Título: Mercosul e UE já preparam reunião
Autor: Moreira , Assis
Fonte: Valor Econômico, 13/05/2010, Especial, p. A16

A União Europeia (UE) e o Mercosul deverão ter no fim de junho ou começo de julho a primeira reunião do pós-relançamento da negociação do acordo de livre comércio birregional, na prática ignorando a oposição da França ao entendimento. A vontade entre os dois blocos é de avançar rapidamente. Se isso vai ocorrer, é outra história. A França, peso-pesado da cena europeia, atraiu nove países para espernear contra a retomada da negociação e mais ainda contra a possibilidade de um acordo, que vê como desastroso para a combalida agricultura europeia.

A questão agora é se o presidente Nicolas Sarkozy terá coragem de criar confusão na Cúpula UE-Mercosul, prevista para relançar a negociação, na segunda-feira em Madri. Se os franceses se opuserem, o problema será entre os europeus, porque o Mercosul já disse que está pronto para negociar.
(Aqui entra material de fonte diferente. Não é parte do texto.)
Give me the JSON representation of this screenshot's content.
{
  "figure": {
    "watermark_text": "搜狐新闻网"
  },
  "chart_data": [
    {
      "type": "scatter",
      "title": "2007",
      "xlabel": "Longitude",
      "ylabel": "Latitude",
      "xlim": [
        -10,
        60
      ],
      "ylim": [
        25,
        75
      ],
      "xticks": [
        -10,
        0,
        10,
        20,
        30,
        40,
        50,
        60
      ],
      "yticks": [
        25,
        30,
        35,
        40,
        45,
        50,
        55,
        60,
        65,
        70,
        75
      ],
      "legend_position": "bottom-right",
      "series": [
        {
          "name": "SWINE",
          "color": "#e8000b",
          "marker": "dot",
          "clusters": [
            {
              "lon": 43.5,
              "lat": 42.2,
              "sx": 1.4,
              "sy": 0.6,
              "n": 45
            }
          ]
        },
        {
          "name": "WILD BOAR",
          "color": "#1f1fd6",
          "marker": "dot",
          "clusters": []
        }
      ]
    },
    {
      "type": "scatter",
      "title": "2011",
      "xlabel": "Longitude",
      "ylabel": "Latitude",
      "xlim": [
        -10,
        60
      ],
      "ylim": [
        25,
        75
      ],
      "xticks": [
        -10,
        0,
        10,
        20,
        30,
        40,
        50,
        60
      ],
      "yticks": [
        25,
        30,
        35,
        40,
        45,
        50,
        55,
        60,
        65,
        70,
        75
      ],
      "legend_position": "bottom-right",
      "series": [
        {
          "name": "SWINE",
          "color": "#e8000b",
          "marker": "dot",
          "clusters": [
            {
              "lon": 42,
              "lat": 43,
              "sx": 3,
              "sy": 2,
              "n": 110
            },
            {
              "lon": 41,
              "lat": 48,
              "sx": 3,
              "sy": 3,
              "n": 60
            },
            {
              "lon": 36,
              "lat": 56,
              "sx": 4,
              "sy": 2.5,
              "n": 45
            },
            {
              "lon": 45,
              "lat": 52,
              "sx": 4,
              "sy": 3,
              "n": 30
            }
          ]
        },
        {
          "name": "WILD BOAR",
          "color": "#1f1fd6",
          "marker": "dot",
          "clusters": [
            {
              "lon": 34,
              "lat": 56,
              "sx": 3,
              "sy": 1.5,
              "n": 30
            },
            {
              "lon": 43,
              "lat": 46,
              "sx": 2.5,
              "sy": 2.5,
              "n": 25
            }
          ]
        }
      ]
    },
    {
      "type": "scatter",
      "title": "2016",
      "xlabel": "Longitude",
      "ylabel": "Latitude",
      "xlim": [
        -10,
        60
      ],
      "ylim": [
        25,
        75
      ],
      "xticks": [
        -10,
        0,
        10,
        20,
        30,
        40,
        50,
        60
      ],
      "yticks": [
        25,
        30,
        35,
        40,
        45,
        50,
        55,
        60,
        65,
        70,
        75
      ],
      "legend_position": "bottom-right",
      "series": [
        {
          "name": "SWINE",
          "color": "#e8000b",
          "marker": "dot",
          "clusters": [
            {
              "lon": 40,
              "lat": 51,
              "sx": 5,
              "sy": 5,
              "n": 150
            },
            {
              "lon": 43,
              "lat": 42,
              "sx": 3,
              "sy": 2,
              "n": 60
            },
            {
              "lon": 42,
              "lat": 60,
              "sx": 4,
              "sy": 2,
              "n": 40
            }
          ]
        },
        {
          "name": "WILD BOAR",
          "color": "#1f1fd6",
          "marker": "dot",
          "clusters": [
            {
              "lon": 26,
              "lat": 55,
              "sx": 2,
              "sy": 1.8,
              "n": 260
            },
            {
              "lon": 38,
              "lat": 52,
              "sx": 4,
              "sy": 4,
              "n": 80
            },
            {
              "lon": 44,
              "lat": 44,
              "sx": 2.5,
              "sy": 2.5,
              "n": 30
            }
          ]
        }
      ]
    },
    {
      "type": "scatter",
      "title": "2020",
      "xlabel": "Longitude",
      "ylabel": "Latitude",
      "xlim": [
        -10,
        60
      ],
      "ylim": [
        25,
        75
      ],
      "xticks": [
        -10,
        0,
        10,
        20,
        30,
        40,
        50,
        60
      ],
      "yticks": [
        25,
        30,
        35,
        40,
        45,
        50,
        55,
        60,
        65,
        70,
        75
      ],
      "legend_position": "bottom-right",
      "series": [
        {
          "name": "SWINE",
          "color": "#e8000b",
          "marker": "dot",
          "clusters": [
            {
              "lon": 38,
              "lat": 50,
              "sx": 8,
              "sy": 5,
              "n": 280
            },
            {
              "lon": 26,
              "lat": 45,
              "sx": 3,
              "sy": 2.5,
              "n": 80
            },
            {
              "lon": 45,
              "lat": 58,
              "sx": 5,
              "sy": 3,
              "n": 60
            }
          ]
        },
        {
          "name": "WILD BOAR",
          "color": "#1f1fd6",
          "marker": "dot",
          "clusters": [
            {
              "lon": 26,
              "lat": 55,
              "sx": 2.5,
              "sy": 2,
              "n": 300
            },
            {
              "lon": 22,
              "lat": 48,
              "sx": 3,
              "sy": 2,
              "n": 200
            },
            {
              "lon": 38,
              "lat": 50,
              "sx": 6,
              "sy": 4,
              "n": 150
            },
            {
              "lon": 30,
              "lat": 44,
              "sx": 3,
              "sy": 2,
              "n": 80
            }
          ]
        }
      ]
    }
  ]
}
A França faz mais barulho, mas a maioria dos 27 países europeus está a favor e quer o acordo com o Mercosul. E são países como a Alemanha, Grã-Bretanha, Itália e a própria Espanha que, silenciosamente, estão dando as cartas. Por isso a Comissão Europeia aceitou relançar a negociação em Madri.

A primeira reunião entre os dois blocos, a ter a data confirmada, vai definir o calendário da fase final da negociação. Se Bruxelas não colocar ofertas na mesa, restará ao Mercosul tirar as consequências.

Em todo caso, no mesmo dia os franceses vão mobilizar ministros de Agricultura, em Bruxelas, na segunda-fera, para exigir da UE estudo sobre o impacto de um acordo. Certos negociadores consideram que, enfim, os franceses "rasgaram a máscara" e mostram quem é realmente o obstáculo ao acordo.

A mensagem da França na prática é de que a UE já concedeu demais na negociação de Doha, na Organização Mundial do Comércio (OMC), e não tem mais a oferecer na negociação birregional.

O problema é sobretudo no setor de carnes, onde o Mercosul, e especificamente o Brasil, tem peso preponderante. Nada menos de 82% da carne bovina importada pela UE vem do bloco do Cone Sul e 64% no caso da carne de frango. Das exportações de 2,3 bilhões no ano passado com carnes para o mercado europeu, o Brasil obteve 1,5 bilhão.

Na OMC, pela proposta que resta na mesa de uma negociação que ninguém sabe quando será terminada, a UE deverá oferecer cota (com tarifa menor) entre 250 mil a 330 mil toneladas de carne bovina, grande parte dela para o Brasil e Argentina.

Para ter uma ideia das dificuldades na negociação birregional, o Mercosul pediu em 2006 cota de 300 mil toneladas para carne bovina e na ocasião Bruxelas acenava com 150 mil toneladas.

Bruxelas já indicou que UE e Mercosul ganhariam, cada, 4,5 bilhoes por ano a mais, com a liberalização birregional. Mas a França alega que um entendimento com o Mercosul será catastrófico para Irlanda, Luxemburgo, Reino Unido, Bélgica, Áustria, Eslovênia, França e Suécia, no caso de carne bovina. E para Hungria, Chipre e Polônia no setor de aves.

Ontem, os países que se juntaram aos franceses foram a Irlanda, Grécia, Hungria, Áustria, Luxemburgo, Polônia, Finlândia, Romênia e Chipre. A situação está mais difícil em meio à crise. A Grécia, à beira da falência, aderiu aos protestos contra um acordo com o Mercosul.

O comunicado para o encontro dos líderes da UE-Mercosul não estabelecerá prazo para concluir a negociação. Mas os espanhóis chegam a falar em fechar o acordo até dezembro, o que parece difícil no atual contexto político da Europa.